Os efeitos numéricos definitivos causados por tudo isso estarão, de fato, ligados ao uso eleitoral que será feito nos próximos dias. Será uma espécie de jogo em que o mover estratégico das pedras pelas duas campanhas será fundamental. Mas é fato que jogar na defesa não será a maneira mais inteligente dos articuladores da campanha petista. Terão de encontrar meios atacar.
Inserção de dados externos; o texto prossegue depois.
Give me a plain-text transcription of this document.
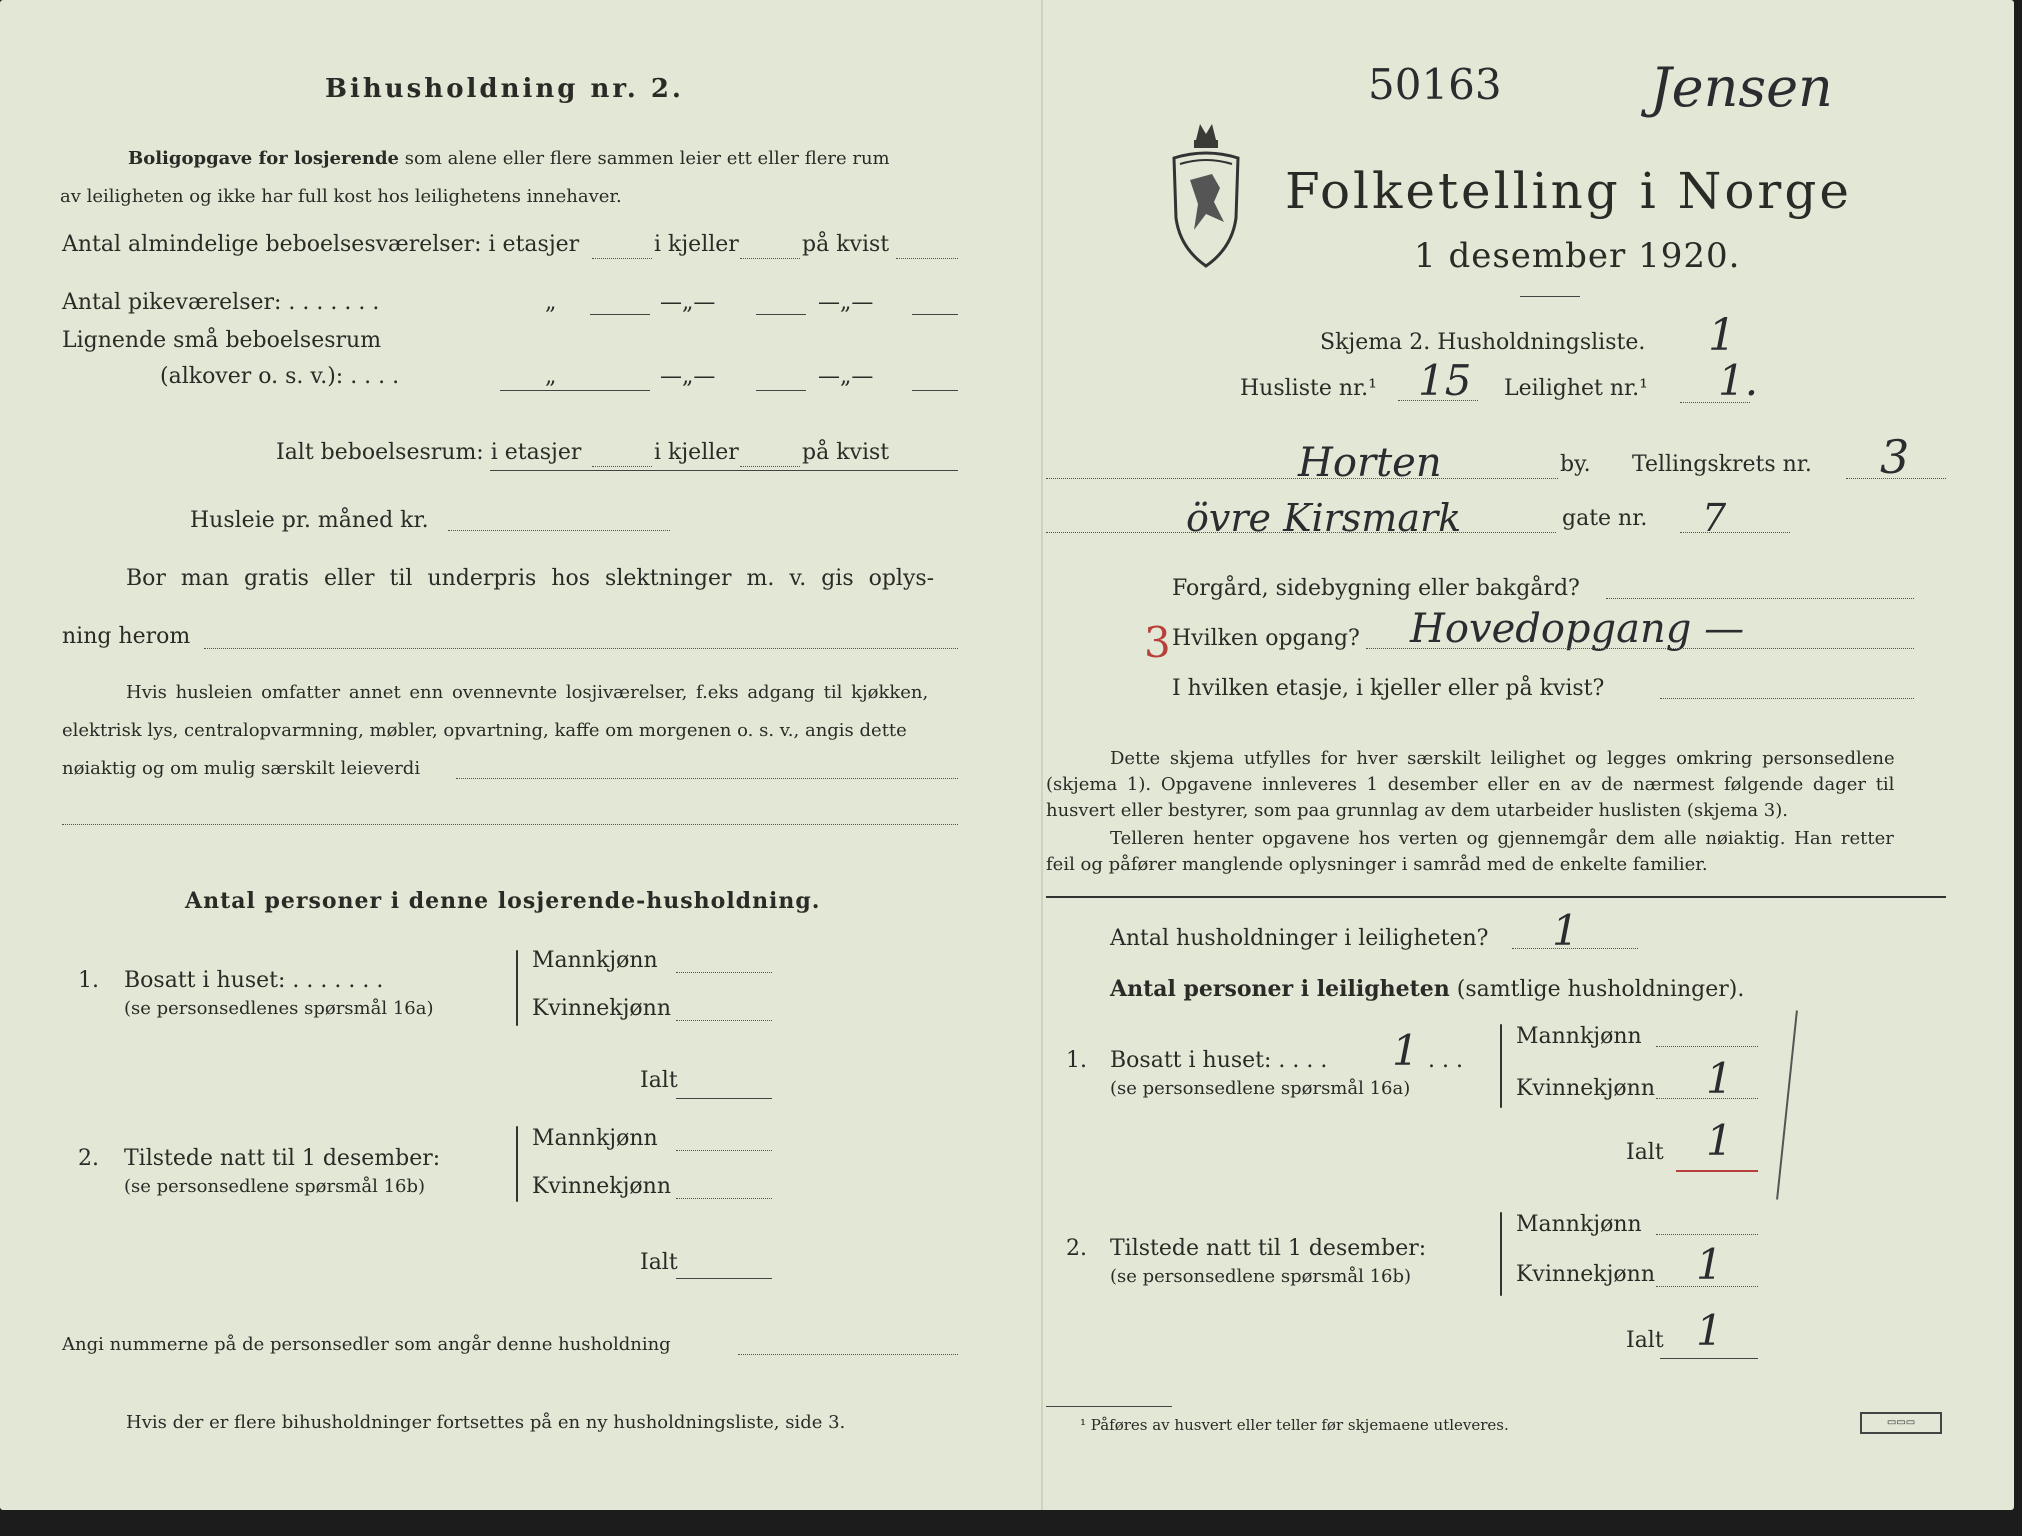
Bihusholdning nr. 2.
Boligopgave for losjerende som alene eller flere sammen leier ett eller flere rum
av leiligheten og ikke har full kost hos leilighetens innehaver.
Antal almindelige beboelsesværelser: i etasjer	i kjeller	på kvist
Antal pikeværelser: . . . . . . .	„	—„—	—„—
Lignende små beboelsesrum
(alkover o. s. v.): . . . .	„	—„—	—„—
Ialt beboelsesrum: i etasjer	i kjeller	på kvist
Husleie pr. måned kr.
Bor man gratis eller til underpris hos slektninger m. v. gis oplys-
ning herom
Hvis husleien omfatter annet enn ovennevnte losjiværelser, f.eks adgang til kjøkken,
elektrisk lys, centralopvarmning, møbler, opvartning, kaffe om morgenen o. s. v., angis dette
nøiaktig og om mulig særskilt leieverdi
Antal personer i denne losjerende-husholdning.
1. Bosatt i huset: . . . . . . .
(se personsedlenes spørsmål 16a)
Mannkjønn
Kvinnekjønn
Ialt
2. Tilstede natt til 1 desember:
(se personsedlene spørsmål 16b)
Mannkjønn
Kvinnekjønn
Ialt
Angi nummerne på de personsedler som angår denne husholdning
Hvis der er flere bihusholdninger fortsettes på en ny husholdningsliste, side 3.
50163	Jensen
Folketelling i Norge
1 desember 1920.
Skjema 2. Husholdningsliste. 1
Husliste nr.¹ 15 Leilighet nr.¹ 1.
Horten	by. Tellingskrets nr. 3
övre Kirsmark	gate nr. 7
Forgård, sidebygning eller bakgård?
3 Hvilken opgang? Hovedopgang —
I hvilken etasje, i kjeller eller på kvist?
Dette skjema utfylles for hver særskilt leilighet og legges omkring personsedlene
(skjema 1). Opgavene innleveres 1 desember eller en av de nærmest følgende dager til
husvert eller bestyrer, som paa grunnlag av dem utarbeider huslisten (skjema 3).
Telleren henter opgavene hos verten og gjennemgår dem alle nøiaktig. Han retter
feil og påfører manglende oplysninger i samråd med de enkelte familier.
Antal husholdninger i leiligheten? 1
Antal personer i leiligheten (samtlige husholdninger).
1. Bosatt i huset: . . . . 1 . . .
(se personsedlene spørsmål 16a)
Mannkjønn
Kvinnekjønn 1
Ialt 1
2. Tilstede natt til 1 desember:
(se personsedlene spørsmål 16b)
Mannkjønn
Kvinnekjønn 1
Ialt 1
¹ Påføres av husvert eller teller før skjemaene utleveres.	▭▭▭
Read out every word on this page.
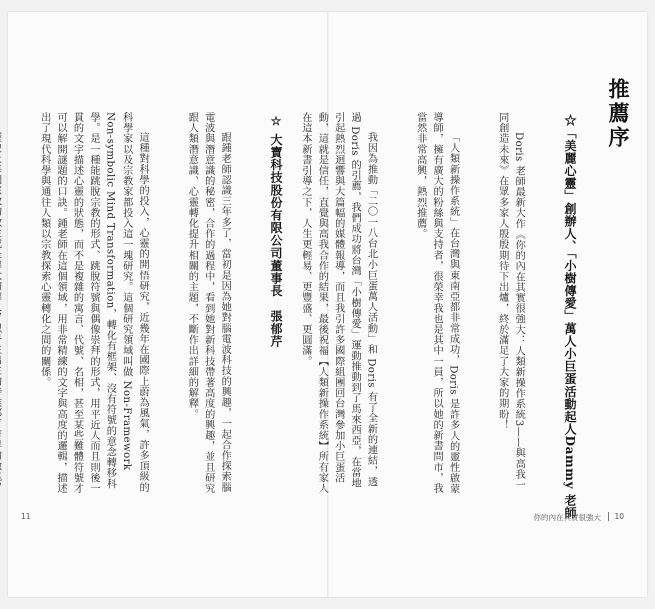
推薦序
☆「美麗心靈」創辦人、「小樹傳愛」萬人小巨蛋活動起人Dammy 老師

Doris 老師最新大作《你的內在其實很強大：人類新操作系統3——與高我一同創造未來》在眾多家人殷殷期待下出爐，終於滿足了大家的期盼！

「人類新操作系統」在台灣與東南亞都非常成功，Doris 是許多人的靈性啟蒙導師，擁有廣大的粉絲與支持者，很榮幸我也是其中一員，所以她的新書問市，我當然非常高興，熱烈推薦。

我因為推動「二〇一八台北小巨蛋萬人活動」和 Doris 有了全新的連結，透過 Doris 的引薦，我們成功將台灣「小樹傳愛」運動推動到了馬來西亞，在當地引起熱烈迴響與大篇幅的媒體報導，而且我引許多國際組團回台灣參加小巨蛋活動，這就是信任，直覺與高我合作的結果，最後祝福【人類新操作系統】所有家人在這本新書引導之下，人生更輕易、更豐盛、更圓滿。

你的內在其實很強大 10
☆ 大寶科技股份有限公司董事長　張郁芹

跟鍾老師認識三年多了，當初是因為她對腦電波科技的興趣，一起合作探索腦電波與潛意識的秘密，合作的過程中，看到她對新科技帶著高度的興趣，並且研究跟人類潛意識、心靈轉化提升相關的主題，不斷作出詳細的解釋。

這種對科學的投入，心靈的開悟研究，近幾年在國際上蔚為風氣，許多頂級的科學家以及宗教家都投入這一塊研究。這個研究領域叫做 Non-Framework Non-symbolic Mind Transformation，轉化有框架、沒有符號的意念轉移科學。是一種能跳脫宗教的形式、跳脫符號與偶像崇拜的形式，用平近人而且則後一貫的文字描述心靈的狀態，而不是複雜的寓言、代號、名相，甚至某些難體符號才可以解開謎題的口訣。鍾老師在這個領域，用非常精練的文字與高度的邏輯，描述出了現代科學與通往人類以宗教探索心靈轉化之間的關係。

11
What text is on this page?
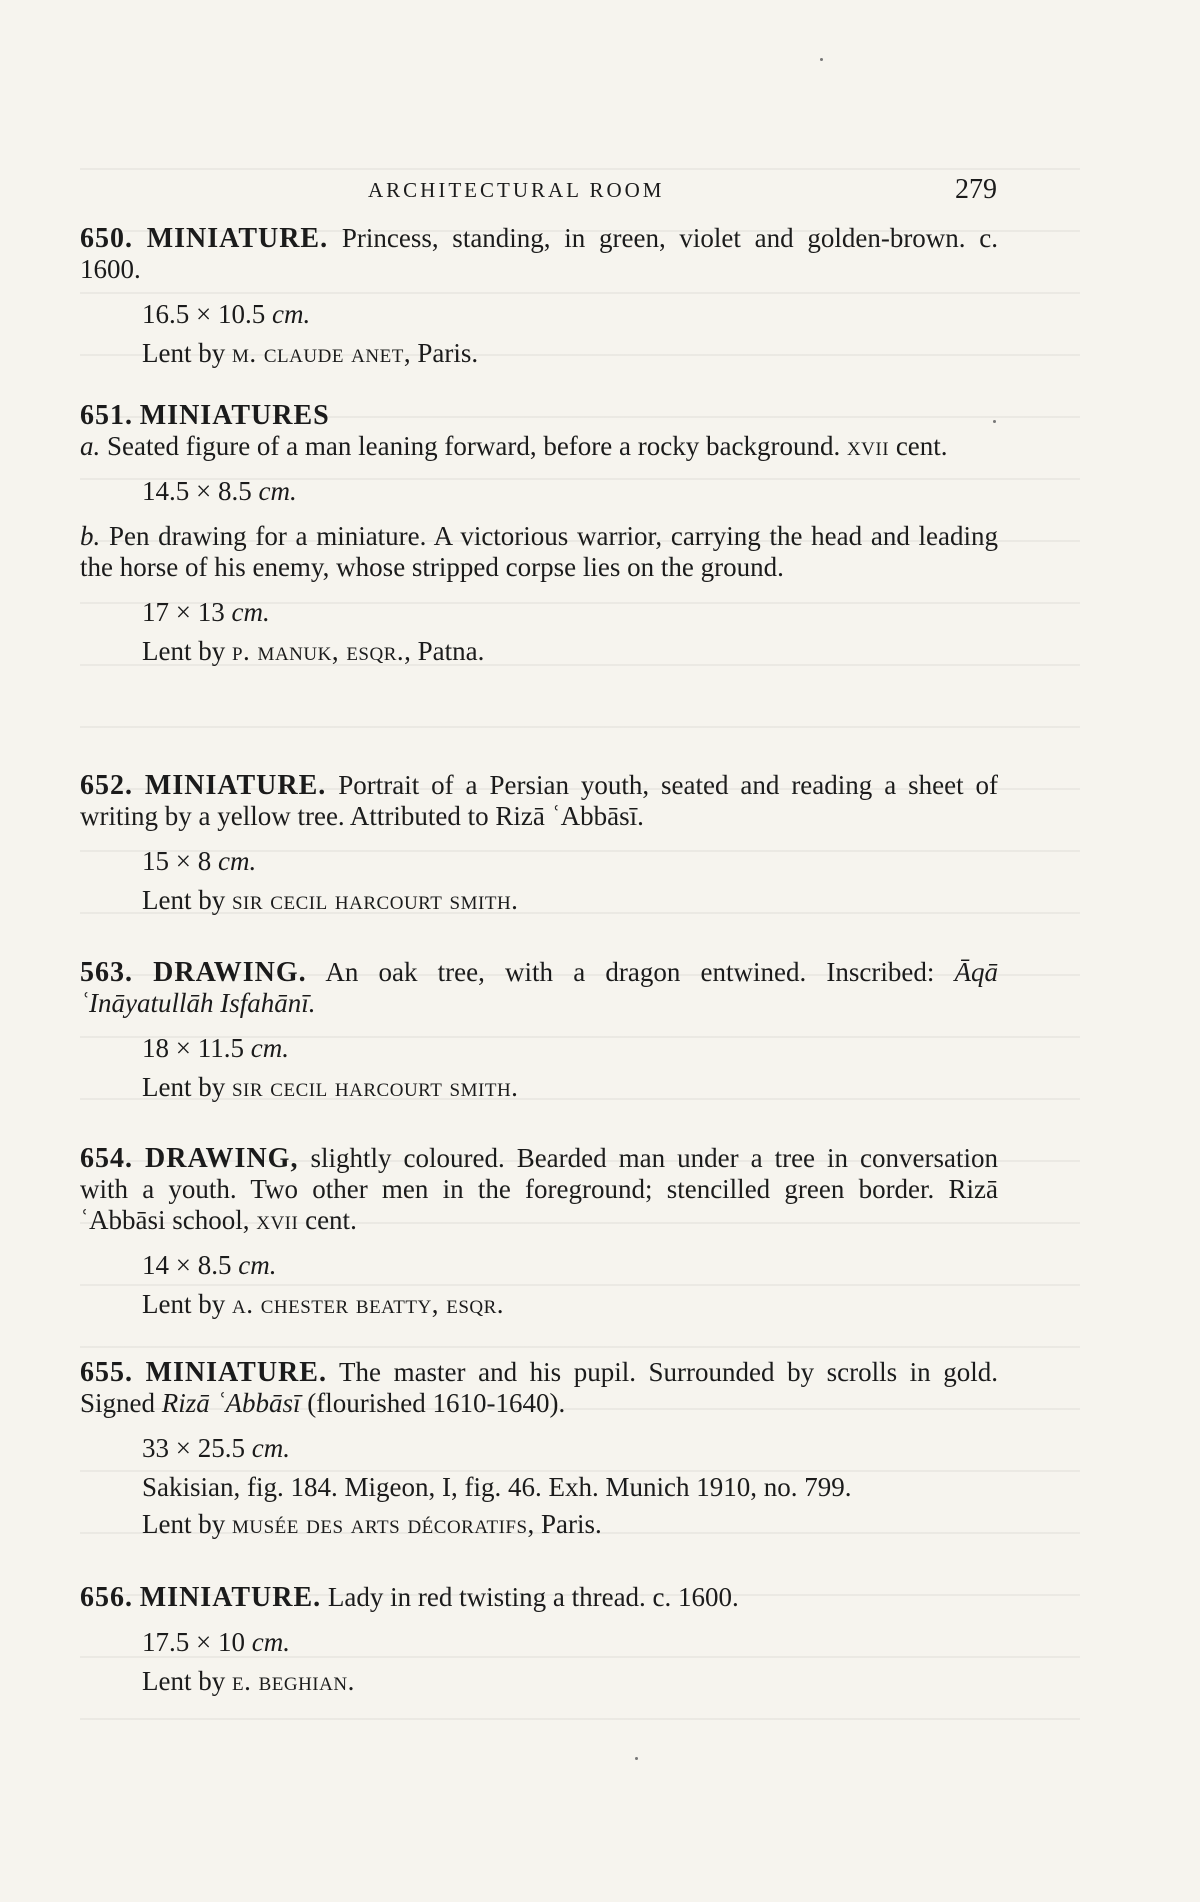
ARCHITECTURAL ROOM	279

650. MINIATURE. Princess, standing, in green, violet and golden-brown. c. 1600.

16.5 × 10.5 cm.

Lent by m. claude anet, Paris.

651. MINIATURES

a. Seated figure of a man leaning forward, before a rocky background. xvii cent.

14.5 × 8.5 cm.

b. Pen drawing for a miniature. A victorious warrior, carrying the head and leading the horse of his enemy, whose stripped corpse lies on the ground.

17 × 13 cm.

Lent by p. manuk, esqr., Patna.

652. MINIATURE. Portrait of a Persian youth, seated and reading a sheet of writing by a yellow tree. Attributed to Rizā ʿAbbāsī.

15 × 8 cm.

Lent by sir cecil harcourt smith.

563. DRAWING. An oak tree, with a dragon entwined. Inscribed: Āqā ʿInāyatullāh Isfahānī.

18 × 11.5 cm.

Lent by sir cecil harcourt smith.

654. DRAWING, slightly coloured. Bearded man under a tree in conversation with a youth. Two other men in the foreground; stencilled green border. Rizā ʿAbbāsi school, xvii cent.

14 × 8.5 cm.

Lent by a. chester beatty, esqr.

655. MINIATURE. The master and his pupil. Surrounded by scrolls in gold. Signed Rizā ʿAbbāsī (flourished 1610-1640).

33 × 25.5 cm.

Sakisian, fig. 184. Migeon, I, fig. 46. Exh. Munich 1910, no. 799.

Lent by musée des arts décoratifs, Paris.

656. MINIATURE. Lady in red twisting a thread. c. 1600.

17.5 × 10 cm.

Lent by e. beghian.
E eles sabem disso.

E quanto ao Supremo?  Resta à sociedade brasileira alentar-se com a voz da ministra Carmem Lúcia que, em um mea culpa, disse estar muito triste e envergonhada com o que está acontecendo e pediu desculpas ao país, afirmando que o “Supremo provocou mal-estar cívico”.

Eu quero reforçar a fala da ministra e dizer que o Supremo não causou apenas ‘mal´-estar’ a todos nós. A Corte nos causou indignação, revolta por vermos um Supremo capturado pela corrupção.

Aos jovens, infelizmente, há uma lição prática daquilo que Caetano Veloso afirma em sua canção: “Enquanto os homens exercem seus podres poderes, motos e fuscas avançam o sinal vermelho”. Como será possível ao brasileiro desta geração acreditar que ele tem de honrar as leis do seu país, enquanto estas são vergonhosamente sepultadas por sua Suprema Corte?